Page MenuHomeSoftware Heritage

Flaky test in swh-graph
Closed, MigratedEdits Locked

Description

The following swh-graph test often ends up flaky, see swh-environment Jenkins job builds history.

python3 -m pytest  .
============================= test session starts ==============================
platform linux -- Python 3.7.3, pytest-6.2.5, py-1.11.0, pluggy-1.0.0
rootdir: /home/jenkins/workspace/DENV/tests/swh-graph, configfile: pytest.ini
plugins: asyncio-0.16.0, hypothesis-6.34.1, dash-2.0.0, mock-3.6.1, django-test-migrations-1.2.0, xdist-2.5.0, django-4.5.2, postgresql-2.6.1, flask-1.2.0, requests-mock-1.9.3, redis-2.3.0, forked-1.4.0, swh.core-1.0.1.dev1+g4ff374f, swh.journal-0.9.2.dev2+g4e5e009
collected 43 items

swh/graph/tests/test_api_client.py .........sF...s.........s....s        [ 69%]
swh/graph/tests/test_cli.py .                                            [ 72%]
swh/graph/tests/test_swhid.py ............                               [100%]

=================================== FAILURES ===================================
_____________________ test_random_walk_dst_is_type[remote] _____________________

graph_client = <RemoteGraphClient url=http://127.0.0.1:39123/graph/>

    def test_random_walk_dst_is_type(graph_client):
        """as the walk is random, we test a visit from a cnt node to the only
        origin in the dataset, and only check the final node of the path
        (i.e., the origin)
        """
        args = ("swh:1:cnt:0000000000000000000000000000000000000001", "ori")
        kwargs = {"direction": "backward"}
        expected_root = "swh:1:ori:0000000000000000000000000000000000000021"
    
        actual = list(graph_client.random_walk(*args, **kwargs))
        assert len(actual) > 1  # no origin directly links to a content
        assert actual[0] == args[0]
        assert actual[-1] == expected_root
    
        kwargs2 = kwargs.copy()
        kwargs2["limit"] = -1
        actual = list(graph_client.random_walk(*args, **kwargs2))
        assert actual == [expected_root]
    
        kwargs2["limit"] = -2
        actual = list(graph_client.random_walk(*args, **kwargs2))
        assert len(actual) == 2
        assert actual[-1] == expected_root
    
        kwargs2["limit"] = 3
        actual = list(graph_client.random_walk(*args, **kwargs2))
>       assert len(actual) == 3
E       AssertionError: assert 1 == 3
E        +  where 1 = len([''])

swh/graph/tests/test_api_client.py:281: AssertionError
=========================== short test summary info ============================
FAILED swh/graph/tests/test_api_client.py::test_random_walk_dst_is_type[remote]
=================== 1 failed, 38 passed, 4 skipped in 8.69s ====================
make: *** [../Makefile.python:20: test] Error 1

Event Timeline

anlambert triaged this task as Normal priority.Jan 4 2022, 1:54 PM
anlambert created this task.

I made a temporary fix in D6893, it doesn't solve the underlying issue but greatly decreases the probability of it happening.

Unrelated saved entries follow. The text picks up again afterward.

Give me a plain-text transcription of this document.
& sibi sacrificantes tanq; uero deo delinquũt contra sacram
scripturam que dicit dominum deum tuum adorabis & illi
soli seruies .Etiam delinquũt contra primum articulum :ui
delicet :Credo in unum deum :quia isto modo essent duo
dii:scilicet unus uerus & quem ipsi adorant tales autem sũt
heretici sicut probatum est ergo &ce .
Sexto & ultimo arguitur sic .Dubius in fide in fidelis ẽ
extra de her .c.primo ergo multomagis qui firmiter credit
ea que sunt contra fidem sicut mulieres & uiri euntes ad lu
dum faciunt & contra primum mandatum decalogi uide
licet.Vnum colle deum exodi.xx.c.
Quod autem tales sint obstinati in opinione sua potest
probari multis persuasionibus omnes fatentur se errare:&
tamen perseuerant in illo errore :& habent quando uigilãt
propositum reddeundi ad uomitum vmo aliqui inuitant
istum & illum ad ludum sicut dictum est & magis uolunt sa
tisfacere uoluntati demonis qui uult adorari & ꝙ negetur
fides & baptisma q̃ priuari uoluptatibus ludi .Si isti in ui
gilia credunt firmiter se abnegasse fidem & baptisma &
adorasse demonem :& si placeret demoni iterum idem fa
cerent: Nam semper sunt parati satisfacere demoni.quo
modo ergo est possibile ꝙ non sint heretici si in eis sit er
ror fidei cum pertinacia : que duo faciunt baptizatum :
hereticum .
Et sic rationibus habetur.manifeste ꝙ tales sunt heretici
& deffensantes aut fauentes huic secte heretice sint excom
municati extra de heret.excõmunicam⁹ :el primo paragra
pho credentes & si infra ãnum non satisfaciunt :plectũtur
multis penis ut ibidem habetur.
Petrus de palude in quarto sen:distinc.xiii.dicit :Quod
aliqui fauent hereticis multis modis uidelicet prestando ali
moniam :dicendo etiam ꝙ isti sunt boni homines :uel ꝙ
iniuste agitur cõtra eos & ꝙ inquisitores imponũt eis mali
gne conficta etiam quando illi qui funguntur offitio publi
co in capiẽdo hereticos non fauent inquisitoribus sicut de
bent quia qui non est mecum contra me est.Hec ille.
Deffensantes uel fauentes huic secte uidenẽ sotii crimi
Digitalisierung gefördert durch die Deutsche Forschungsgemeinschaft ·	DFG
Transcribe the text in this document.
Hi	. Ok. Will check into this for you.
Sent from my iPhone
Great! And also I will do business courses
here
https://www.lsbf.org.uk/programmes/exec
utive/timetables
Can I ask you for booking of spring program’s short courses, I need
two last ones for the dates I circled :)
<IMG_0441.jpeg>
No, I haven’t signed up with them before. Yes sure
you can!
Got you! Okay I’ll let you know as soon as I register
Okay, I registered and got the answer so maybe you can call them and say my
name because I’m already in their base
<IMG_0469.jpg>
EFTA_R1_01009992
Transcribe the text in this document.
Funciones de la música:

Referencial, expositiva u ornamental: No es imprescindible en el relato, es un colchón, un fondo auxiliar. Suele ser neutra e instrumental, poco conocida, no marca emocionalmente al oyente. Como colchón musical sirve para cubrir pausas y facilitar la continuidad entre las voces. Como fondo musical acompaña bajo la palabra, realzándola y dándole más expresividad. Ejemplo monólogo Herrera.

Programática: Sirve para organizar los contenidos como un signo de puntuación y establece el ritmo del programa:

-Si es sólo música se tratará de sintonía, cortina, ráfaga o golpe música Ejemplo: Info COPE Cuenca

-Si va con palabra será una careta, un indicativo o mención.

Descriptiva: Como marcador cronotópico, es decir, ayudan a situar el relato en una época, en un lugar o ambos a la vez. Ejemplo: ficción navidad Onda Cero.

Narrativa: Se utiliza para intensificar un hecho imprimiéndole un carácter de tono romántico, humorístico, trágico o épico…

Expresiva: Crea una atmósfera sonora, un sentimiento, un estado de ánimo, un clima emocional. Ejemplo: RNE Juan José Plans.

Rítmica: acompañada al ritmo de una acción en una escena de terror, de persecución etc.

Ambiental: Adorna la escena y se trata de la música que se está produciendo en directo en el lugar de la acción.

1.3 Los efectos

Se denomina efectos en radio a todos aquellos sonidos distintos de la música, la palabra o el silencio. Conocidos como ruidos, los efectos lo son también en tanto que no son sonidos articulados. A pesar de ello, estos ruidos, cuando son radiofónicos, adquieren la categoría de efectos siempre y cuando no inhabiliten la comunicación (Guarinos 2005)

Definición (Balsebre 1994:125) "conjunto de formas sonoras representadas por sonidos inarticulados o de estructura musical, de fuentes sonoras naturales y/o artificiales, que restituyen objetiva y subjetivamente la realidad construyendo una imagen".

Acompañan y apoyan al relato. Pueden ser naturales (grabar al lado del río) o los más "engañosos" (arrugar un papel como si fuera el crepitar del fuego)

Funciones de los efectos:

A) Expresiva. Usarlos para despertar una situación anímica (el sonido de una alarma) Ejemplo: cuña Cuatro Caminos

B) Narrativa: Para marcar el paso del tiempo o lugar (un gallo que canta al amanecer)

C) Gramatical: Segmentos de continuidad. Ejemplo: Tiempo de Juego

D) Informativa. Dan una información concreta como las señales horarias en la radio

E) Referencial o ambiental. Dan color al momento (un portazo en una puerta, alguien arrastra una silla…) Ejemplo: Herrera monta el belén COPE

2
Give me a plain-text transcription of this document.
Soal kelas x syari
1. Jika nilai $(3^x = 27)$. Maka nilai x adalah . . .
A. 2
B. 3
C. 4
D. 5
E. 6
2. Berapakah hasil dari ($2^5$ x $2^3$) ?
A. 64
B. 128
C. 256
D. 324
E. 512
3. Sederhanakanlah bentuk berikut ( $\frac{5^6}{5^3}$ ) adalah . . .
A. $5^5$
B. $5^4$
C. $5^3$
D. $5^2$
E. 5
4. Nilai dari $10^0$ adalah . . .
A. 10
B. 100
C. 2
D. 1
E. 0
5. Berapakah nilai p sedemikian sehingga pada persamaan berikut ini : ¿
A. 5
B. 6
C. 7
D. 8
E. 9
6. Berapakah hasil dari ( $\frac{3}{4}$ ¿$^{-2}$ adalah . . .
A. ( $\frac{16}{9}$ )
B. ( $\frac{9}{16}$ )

I'm not quite sure what would be a proper test for this endpoint, but this is at least enough to fix this issue in particular.

seirl changed the task status from Open to Work in Progress.Jan 7 2022, 4:37 PM
seirl moved this task from Backlog to In progress on the Compressed graph service board.
In T3831#76627, @seirl wrote:

I made a temporary fix in D6893, it doesn't solve the underlying issue but greatly decreases the probability of it happening. I'm not quite sure what would be a proper test for this endpoint, but this is at least enough to fix this issue in particular.

Would not it be simpler to check if the expected nodes list length in the test is lesser or equal than the limit parameter value ?

No, we want to check that random_walk can reach its actual destination.